We then back-propagate the gradient of this loss to update $\theta$ using e.g. Adam.
Text Generation
Once the model is trained, generation is straightforward once the user will provide a prompt of length $n_{\text{prompt}}$.
- If $n_{\text{prompt}} > T$ then we simply crop the string and grab the final $T$ characters of that string, otherwise we leave it unchanged.
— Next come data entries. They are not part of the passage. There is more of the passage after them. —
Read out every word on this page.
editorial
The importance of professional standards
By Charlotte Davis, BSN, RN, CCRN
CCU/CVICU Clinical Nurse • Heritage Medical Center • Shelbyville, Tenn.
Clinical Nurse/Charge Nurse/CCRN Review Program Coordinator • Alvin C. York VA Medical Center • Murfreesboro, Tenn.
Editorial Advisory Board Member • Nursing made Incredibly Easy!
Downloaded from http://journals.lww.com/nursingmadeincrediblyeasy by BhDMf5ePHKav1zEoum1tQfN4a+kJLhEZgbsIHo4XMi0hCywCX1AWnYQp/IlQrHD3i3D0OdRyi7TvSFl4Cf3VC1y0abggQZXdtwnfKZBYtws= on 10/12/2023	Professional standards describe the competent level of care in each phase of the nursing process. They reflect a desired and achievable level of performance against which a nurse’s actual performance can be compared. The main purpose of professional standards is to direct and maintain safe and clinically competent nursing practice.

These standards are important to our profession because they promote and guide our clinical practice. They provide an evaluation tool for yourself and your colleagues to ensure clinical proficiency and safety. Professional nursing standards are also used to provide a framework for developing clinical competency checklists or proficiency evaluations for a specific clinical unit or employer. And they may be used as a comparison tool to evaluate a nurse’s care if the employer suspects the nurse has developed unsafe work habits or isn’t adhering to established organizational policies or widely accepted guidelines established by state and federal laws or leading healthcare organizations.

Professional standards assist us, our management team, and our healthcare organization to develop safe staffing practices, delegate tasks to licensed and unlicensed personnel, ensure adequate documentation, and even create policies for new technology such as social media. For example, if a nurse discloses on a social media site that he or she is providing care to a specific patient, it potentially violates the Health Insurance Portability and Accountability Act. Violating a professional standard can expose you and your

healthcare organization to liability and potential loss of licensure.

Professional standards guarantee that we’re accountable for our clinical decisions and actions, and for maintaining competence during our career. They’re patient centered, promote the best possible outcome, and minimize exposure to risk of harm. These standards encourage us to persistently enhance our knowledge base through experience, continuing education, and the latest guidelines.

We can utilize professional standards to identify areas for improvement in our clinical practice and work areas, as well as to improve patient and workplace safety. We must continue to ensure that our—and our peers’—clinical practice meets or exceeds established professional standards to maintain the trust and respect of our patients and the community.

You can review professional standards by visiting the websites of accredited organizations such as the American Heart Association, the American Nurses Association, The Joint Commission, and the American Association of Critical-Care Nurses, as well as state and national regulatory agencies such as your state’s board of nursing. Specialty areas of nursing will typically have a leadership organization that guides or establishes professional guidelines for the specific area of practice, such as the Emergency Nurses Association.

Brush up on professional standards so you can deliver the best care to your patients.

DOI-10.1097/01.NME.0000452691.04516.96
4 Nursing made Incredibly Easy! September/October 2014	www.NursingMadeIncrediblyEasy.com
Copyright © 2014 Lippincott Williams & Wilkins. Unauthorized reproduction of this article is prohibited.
- This (potentially truncated) string will be tokenized, reshaped to have shape $$ (1, \text{min}(n_{\text{prompt}}, T), ) $$
- This will be fed through the network to obtain logit vectors $\boldsymbol{\ell}_1, \ldots, \boldsymbol{\ell}_{n_{\text{prompt}}}$. We are only interested in generating text that follows the user-provided prompt, so really we are only interested in $\boldsymbol{\ell}_{n_{\text{prompt}}}$ as this contains the un-normalised log-probabilities for the index of the next token.
- We now simply compute the normalized probabilities over the token indices and sample a new token index $$ s_{n_{\text{prompt}}+1} \sim \text{Categorical}(\text{softmax}(\boldsymbol{\ell}_{n_{\text{prompt}}})). $$ We then use this token index to grab the corresponding token $\mathbf{t}_{s_{n_{\text{prompt}}+1}}$ which we append to the (potentially cropped) user prompt and repeat from step 1.
Content of the course
In the rest of the course, I aim to cover:
- Tokenizers: How to map text to indices?
- Embeddings: How do we map token indices $s_t$ to their embedding $\mathbf{e}_s$?
- Positional Encoding: How do we encode positional information into the embeddings?
- LLM structure: What’s the inner structure of an LLM and what design options do we have?
- Unsupervised Pre-Training: How do we teach the model to sample sensible token indices?
- Supervised Fine-Tuning: After pre-training how do we specialize our LLM to our task?
- Alignment: After fine-tuning, how do we make sure that the LLM’s output is not harmful?